For initial latency and duration, we investigated the effects of prediction on initial perceptual selection with a three-way ANOVA that had four levels of group (four experimental groups with different durations of exposure), two levels of run (each run consisting of the first half and second half of the rivalry test, respectively), and two levels of prediction (reported grating was either expected or unexpected).
We found a significant effect of prediction on the duration of the initial response (
Figure 4; main effect of prediction,
F(1, 79) = 19.25,
p < 0.05, η
2p = 0.22), such that the initial duration of the predicted grating (mean = 2,390 ms,
SEM = 49 ms) was significantly shorter than the initial duration of the unpredicted grating (mean = 2,486 ms,
SEM = 49 ms) (Cohen's
d = 0.16). The effects of run and group were not significant (run:
F(1, 79) = 0.66,
p = 0.42, η
2p = 0.006; group:
F(3, 76) = 1.81,
p = 0.15, η
2p = 0.075). Additionally, there were no significant interactions between any of the factors (interaction between prediction and run:
F(1, 76) = 0.37,
p = 0.54, η
2p = 0.009; prediction and group:
F(3, 76) = 1.84,
p = 0.91, η
2p = 0.005; group and run:
F(3, 76) = 1.31,
p = 0.28, η
2p = 0.045; prediction/group/run:
F(3, 76) = 1.58,
p = 0.2, η
2p = 0.068). The relatively short rivalry stimulus presentation duration that we employed did not allow for analysis of responses that occurred after termination of the initial percept.

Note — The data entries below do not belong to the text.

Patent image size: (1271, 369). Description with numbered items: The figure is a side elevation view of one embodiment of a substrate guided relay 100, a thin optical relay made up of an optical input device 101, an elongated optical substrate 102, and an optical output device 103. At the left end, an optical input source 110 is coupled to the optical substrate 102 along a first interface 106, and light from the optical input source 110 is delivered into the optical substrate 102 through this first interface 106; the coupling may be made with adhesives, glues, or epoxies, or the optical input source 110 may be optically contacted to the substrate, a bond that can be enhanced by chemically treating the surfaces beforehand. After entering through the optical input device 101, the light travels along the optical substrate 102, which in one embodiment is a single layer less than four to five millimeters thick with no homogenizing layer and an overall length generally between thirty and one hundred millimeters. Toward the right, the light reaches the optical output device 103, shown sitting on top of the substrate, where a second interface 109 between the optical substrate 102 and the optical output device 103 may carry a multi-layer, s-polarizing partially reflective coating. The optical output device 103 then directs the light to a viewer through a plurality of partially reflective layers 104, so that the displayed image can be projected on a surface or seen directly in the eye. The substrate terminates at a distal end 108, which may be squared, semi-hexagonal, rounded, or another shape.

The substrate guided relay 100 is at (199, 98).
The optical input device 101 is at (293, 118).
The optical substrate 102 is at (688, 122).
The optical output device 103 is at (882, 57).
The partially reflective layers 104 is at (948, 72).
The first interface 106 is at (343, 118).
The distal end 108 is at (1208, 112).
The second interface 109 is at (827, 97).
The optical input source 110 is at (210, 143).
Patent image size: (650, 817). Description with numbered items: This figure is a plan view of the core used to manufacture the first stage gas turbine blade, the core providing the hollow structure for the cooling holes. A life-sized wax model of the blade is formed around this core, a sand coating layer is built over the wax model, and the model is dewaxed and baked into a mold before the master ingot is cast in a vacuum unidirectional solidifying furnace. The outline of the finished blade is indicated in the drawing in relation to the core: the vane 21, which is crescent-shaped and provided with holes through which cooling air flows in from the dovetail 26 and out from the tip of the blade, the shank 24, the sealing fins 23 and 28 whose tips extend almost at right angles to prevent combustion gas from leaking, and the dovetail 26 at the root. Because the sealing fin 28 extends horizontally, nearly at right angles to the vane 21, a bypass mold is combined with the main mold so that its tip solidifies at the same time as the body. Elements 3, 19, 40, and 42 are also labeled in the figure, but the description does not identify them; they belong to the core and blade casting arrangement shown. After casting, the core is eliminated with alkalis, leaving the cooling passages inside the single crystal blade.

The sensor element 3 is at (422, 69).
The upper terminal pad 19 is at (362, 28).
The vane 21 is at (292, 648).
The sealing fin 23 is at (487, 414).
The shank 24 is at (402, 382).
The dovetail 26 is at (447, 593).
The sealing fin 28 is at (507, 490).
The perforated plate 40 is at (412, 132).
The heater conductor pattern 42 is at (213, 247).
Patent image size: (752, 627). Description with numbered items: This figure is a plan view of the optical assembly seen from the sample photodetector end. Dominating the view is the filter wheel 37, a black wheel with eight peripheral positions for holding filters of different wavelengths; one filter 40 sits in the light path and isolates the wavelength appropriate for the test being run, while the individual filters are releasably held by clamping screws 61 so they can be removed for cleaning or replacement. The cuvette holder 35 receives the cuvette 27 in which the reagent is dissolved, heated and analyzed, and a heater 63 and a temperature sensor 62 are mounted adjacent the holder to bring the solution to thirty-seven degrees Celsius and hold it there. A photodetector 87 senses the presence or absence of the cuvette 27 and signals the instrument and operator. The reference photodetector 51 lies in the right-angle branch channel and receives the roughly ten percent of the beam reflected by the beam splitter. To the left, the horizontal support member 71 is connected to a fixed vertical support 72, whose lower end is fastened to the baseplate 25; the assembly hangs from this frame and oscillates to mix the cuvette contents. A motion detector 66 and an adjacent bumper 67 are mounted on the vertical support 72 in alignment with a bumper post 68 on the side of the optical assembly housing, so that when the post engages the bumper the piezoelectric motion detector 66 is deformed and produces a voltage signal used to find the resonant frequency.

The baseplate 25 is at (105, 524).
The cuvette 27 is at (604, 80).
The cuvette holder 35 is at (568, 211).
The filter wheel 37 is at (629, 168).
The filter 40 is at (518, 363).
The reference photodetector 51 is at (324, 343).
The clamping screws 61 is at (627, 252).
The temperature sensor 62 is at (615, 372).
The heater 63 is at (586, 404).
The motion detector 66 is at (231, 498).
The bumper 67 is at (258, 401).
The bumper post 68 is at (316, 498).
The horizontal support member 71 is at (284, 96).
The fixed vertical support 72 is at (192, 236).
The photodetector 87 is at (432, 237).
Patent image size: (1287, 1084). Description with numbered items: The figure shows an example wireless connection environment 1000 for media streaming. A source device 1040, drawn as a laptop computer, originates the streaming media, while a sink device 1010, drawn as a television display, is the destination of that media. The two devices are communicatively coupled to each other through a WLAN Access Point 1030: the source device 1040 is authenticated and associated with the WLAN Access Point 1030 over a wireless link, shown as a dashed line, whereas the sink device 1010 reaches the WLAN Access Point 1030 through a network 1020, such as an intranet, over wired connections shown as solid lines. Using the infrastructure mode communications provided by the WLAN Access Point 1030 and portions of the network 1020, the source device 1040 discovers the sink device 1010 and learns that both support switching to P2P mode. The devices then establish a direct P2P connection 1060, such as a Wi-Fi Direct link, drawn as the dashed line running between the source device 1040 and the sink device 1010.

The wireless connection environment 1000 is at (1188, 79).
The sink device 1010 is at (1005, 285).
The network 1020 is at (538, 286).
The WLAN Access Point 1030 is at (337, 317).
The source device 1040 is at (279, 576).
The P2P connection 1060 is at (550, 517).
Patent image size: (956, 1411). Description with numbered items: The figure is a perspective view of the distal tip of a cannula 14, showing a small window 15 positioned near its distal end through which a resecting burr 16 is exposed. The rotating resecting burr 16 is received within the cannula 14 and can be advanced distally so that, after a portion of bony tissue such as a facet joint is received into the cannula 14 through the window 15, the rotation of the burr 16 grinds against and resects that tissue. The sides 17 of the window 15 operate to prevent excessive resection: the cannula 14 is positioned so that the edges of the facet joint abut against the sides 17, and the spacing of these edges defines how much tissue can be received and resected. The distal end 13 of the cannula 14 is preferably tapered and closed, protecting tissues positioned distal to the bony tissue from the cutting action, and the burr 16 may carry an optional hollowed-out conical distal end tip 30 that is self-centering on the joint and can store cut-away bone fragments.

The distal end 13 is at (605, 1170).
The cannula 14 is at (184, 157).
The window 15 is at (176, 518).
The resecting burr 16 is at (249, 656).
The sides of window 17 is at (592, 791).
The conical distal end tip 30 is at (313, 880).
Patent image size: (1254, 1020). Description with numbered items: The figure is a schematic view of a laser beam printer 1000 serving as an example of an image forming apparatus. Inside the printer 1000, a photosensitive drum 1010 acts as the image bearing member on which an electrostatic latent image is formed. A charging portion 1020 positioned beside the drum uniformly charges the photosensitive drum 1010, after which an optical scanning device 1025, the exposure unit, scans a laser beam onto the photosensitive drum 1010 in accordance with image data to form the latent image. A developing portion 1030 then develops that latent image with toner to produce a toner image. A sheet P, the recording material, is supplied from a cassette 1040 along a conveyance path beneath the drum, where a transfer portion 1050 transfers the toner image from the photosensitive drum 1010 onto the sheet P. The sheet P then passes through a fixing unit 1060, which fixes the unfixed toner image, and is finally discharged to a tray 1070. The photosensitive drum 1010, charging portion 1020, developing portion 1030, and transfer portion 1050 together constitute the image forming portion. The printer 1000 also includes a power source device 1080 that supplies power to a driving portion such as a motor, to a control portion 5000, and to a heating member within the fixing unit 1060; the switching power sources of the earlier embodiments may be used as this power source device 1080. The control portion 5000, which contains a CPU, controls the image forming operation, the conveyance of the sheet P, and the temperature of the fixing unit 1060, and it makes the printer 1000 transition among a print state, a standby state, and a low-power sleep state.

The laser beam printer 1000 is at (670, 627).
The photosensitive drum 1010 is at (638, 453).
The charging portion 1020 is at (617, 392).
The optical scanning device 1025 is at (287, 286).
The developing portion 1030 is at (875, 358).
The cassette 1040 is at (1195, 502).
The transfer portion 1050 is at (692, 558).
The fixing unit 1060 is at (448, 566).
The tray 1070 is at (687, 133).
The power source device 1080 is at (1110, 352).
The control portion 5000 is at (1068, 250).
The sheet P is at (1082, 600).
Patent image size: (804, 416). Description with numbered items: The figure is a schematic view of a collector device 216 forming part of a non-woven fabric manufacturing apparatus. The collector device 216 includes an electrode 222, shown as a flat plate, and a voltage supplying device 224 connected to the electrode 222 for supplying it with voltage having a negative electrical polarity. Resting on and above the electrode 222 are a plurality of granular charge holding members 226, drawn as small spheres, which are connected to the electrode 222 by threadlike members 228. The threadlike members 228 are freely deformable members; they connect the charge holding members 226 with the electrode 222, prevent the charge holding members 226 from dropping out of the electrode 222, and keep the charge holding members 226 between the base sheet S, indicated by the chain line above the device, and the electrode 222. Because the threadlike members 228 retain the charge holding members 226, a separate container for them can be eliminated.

We additionally found a significant effect of prediction on the latency of the initial response (
Figure 5; main effect of prediction
F(1, 79) = 9.90,
p = 0.002, η
2p = 0.096), such that the initial latency of the predicted grating (mean = 996 ms,
SEM = 21 ms) was significantly shorter than the initial latency of the unpredicted grating (mean = 1,026 ms,
SEM = 22 ms) (Cohen's
d = 0.11). There was also a main effect of run (
F(1, 79) = 4.38,
p = 0.04, η
2p = 0.083), such that the rivalry responses in the first run of trials had a longer latency (mean = 1,028 ms,
SEM = 21 ms) than those in the second run of trials (mean = 994 ms,
SEM = 22 ms). The effect of group was not significant (
F(3, 76) = 0.039,
p = 1.0, η
2p = 0.002). There were no significant interactions between any of the factors (interaction between prediction and run:
F(1, 79) = 1.75,
p = 0.19, η
2p = 0.021; prediction and group:
F(3, 76) = 0.35,
p = 0.79, η
2p = 0.003; group and run:
F(3, 76) = 0.85,
p = 0.47, η
2p = 0.031; prediction/group/run:
F(3, 76) = 0.848,
p = 0.2, η
2p = 0.035). In conclusion, the predicted orientation was more likely to be initially selected, and both the mean latency and mean duration of these initial responses were shorter for the predicted orientation.